TexasInstruments / jacinto-ai-devkit

This repository has been moved. The new location is in https://github.com/TexasInstruments/edgeai-tensorlab
https://github.com/TexasInstruments/edgeai
Other
86 stars 19 forks source link

QuantizeDequantizeG's backward() function doesn't be executed!!!! #3

Open wuzhiyang2016 opened 4 years ago

wuzhiyang2016 commented 4 years ago

hello, when i train quantized model by pytorch-jacinto-ai-devkit, a class called QuantizeDequantizeG, when doing loss.backward(), it's backword() function is not used,,, the code is in xnn/layers/funtion.py

Look forward to your favourable reply sincerely ~

mathmanu commented 4 years ago

Sorry, I couldn't understand. Please post the exact error that you are getting and describe the situation in further detail.

mathmanu commented 4 years ago

Hi wuzhiyang2016, Reading your comment carefully, I understood better.

What you are saying is that the backward method of QuantizeDequantizeG is not called during back-propagation (loss.backward()). This is a good question and it shows that you have tried to analyze and understand what is happening. Let me answer in detail:

This is the crux of Straight Through Estimation (STE) - is that backward does not involve any quantization - it goes backward straight through as though no quantization happened in the forward.

We support three kinds of Quant Estimation methods, that you can see as defined in qaunt_base_module.py: class QuantEstimationType: QUANTIZED_THROUGH_ESTIMATION = 0 STRAIGHT_THROUGH_ESTIMATION = 1 ALPHA_BLENDING_ESTIMATION = 2

STRAIGHT_THROUGH_ESTIMATION is default. You can see this being set in quant_train_module.py self.quantized_estimation_type = QuantEstimationType.STRAIGHT_THROUGH_ESTIMATION

If you change the above to QUANTIZED_THROUGH_ESTIMATION, you can see that the backward of QuantizeDequantizeG will be called.

I would like to highlight a couple of limitations: (1) ONNX export may not work if you do the above change - due to what seems like a change in handling of custom/symbolic functions in PyTorch. You can disable ONNX export if you try the above. (2) If you try ALPHA_BLENDING_ESTIMATION and face an assertion, a small fix is required - in the forward function of QuantTrainPAct2, you can change the relevant lines to: elif (self.quantized_estimation_type == QuantEstimationType.ALPHA_BLENDING_ESTIMATION): if self.training:

TODO: vary the alpha blending factor over the epochs

            y = y * (1.0-self.alpha_blending_estimation_factor) + yq * self.alpha_blending_estimation_factor
        else:
            y = yq
        #
    elif (self.quantized_estimation_type == QuantEstimationType.QUANTIZED_THROUGH_ESTIMATION):

I hope this helps. Best regards,

wuzhiyang2016 commented 4 years ago

very thanks, i just see your reply, let me take some time to understand your great reply~

wuzhiyang2016 commented 4 years ago

hello, i have check the class QuantizeDequantizeG it's backward code, dx is the same with the paper's formula (8), but the scale derivative is not the same with the paper's formula (6), could you give me some advice? the paper which i mean is "TRAINED QUANTIZATION THRESHOLDS FOR ACCURATE AND EFFICIENT FIXED-POINT INFERENCE OF DEEP NEURAL NETWORKS "

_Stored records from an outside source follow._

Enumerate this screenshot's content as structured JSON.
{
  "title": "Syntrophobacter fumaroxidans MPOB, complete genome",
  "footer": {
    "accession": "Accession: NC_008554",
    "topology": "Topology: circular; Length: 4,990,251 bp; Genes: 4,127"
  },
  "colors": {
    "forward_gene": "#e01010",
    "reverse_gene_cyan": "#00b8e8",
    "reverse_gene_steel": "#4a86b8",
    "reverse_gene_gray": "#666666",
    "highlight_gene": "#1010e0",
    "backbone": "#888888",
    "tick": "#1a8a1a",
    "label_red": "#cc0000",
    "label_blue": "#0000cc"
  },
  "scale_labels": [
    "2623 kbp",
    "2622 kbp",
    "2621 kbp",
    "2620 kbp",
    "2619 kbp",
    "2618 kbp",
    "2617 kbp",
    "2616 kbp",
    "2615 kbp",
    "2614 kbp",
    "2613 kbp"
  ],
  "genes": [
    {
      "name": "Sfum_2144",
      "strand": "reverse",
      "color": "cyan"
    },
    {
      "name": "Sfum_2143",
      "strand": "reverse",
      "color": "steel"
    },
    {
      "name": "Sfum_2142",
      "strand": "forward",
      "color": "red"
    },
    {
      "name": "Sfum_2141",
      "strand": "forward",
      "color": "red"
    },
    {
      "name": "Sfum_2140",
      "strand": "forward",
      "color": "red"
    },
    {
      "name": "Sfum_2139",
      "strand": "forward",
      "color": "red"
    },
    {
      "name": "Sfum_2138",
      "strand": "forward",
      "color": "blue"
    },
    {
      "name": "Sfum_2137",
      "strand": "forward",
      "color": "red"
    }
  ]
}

mathmanu commented 4 years ago

Hi,

The backward of QuantizeDequantizeG has numerical gradient: https://en.wikipedia.org/wiki/Numerical_differentiation It's not the one from that paper.

Also our recommended quantized_estimation_type is STE, in which case this gradient is not used at all.

I hope it is clear.

wuzhiyang2016 commented 4 years ago

i get, it's really clear ! very thanks!!!

mathmanu commented 4 years ago

Keeping this open as an FAQ item, so that others can also benefit.